Aussi loin que l'on remonte, on ne trouve pas de précédent en Suisse. Ce qui s'est passé à Reconvilier reste extraordinaire: plusieurs centaines d'ouvriers ont risqué le tout pour le tout non parce que leur usine ou leurs emplois étaient directement menacés, mais parce qu'ils ne supportaient plus l'autoritarisme du patron et le mépris de leur savoir-faire.

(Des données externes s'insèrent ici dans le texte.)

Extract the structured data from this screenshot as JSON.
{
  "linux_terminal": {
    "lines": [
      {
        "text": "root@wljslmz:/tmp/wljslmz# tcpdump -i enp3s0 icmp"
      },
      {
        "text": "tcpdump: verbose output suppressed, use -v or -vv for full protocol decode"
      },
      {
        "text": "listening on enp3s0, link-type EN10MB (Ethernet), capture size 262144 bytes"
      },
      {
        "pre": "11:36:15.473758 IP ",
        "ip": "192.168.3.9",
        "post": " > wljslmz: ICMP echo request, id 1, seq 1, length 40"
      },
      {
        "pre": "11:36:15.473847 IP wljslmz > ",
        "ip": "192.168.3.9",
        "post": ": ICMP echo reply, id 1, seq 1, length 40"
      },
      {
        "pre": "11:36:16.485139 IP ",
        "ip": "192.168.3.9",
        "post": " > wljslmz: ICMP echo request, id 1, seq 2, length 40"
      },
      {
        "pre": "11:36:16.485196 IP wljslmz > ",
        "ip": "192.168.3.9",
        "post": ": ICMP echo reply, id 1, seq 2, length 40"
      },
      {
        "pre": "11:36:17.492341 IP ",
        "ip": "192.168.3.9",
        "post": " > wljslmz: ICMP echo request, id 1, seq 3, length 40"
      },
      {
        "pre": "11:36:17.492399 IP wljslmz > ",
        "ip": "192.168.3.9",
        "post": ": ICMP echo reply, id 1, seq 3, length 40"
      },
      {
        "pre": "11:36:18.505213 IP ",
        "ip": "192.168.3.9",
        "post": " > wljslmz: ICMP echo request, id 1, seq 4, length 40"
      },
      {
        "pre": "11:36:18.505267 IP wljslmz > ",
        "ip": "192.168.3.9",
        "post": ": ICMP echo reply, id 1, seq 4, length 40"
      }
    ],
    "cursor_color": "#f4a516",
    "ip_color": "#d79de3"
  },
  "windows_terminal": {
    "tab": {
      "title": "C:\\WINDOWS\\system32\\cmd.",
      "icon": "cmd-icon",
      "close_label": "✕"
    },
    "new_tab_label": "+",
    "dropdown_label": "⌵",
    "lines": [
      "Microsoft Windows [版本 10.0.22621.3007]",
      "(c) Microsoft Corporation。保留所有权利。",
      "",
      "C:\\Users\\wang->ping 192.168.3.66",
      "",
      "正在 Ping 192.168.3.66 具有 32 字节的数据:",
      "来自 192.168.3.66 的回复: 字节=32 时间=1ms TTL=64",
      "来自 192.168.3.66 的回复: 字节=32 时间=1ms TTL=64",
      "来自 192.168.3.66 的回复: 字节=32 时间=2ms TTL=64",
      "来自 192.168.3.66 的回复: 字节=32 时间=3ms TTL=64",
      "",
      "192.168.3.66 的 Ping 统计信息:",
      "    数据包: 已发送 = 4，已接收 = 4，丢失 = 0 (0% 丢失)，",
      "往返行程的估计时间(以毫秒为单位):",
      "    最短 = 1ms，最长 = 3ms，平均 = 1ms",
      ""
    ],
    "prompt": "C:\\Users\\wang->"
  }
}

Grève d'arrière-garde pour défendre des méthodes (et quelques privilèges) locaux, ou grève d'avant-garde pour réaffirmer l'homme face au capital? Probablement y a-t-il eu un peu des deux. Ce qui est sûr, c'est que le public séduit par la présentation passablement romantique des médias électroniques – des Asterix industriels face aux affreux financiers, quelle aubaine! – a choisi son camp. Quand 5000 personnes défilent en scandant leur solidarité, quand un quotidien peu connu pour son gauchisme vante en éditorial les employés de Swissmetal «qui font redécouvrir au peuple suisse les vertus et la nécessité de la grève dans un climat social qui se durcit», on devine comme un malaise. Celui de Swissmetal existait bel et bien. Multiplier les petits sacrifices pour les employés quand les affaires marchent bien ou renvoyer systématiquement les cadres contestant la stratégie n'était pas très malin. Mais la grève a aussi cristallisé toutes les frustrations diffuses que suscite la globalisation des échanges et nourri quelques professions de foi naïves. Par exemple celle que «la Boillat» partant en faillite, séparée de Swissmetal et rachetée par des gens plus compréhensifs serait repartie plus gaillarde que jamais. On est heureux pour les employés de Reconvilier qu'ils n'aient pas eu à tester ce scénario.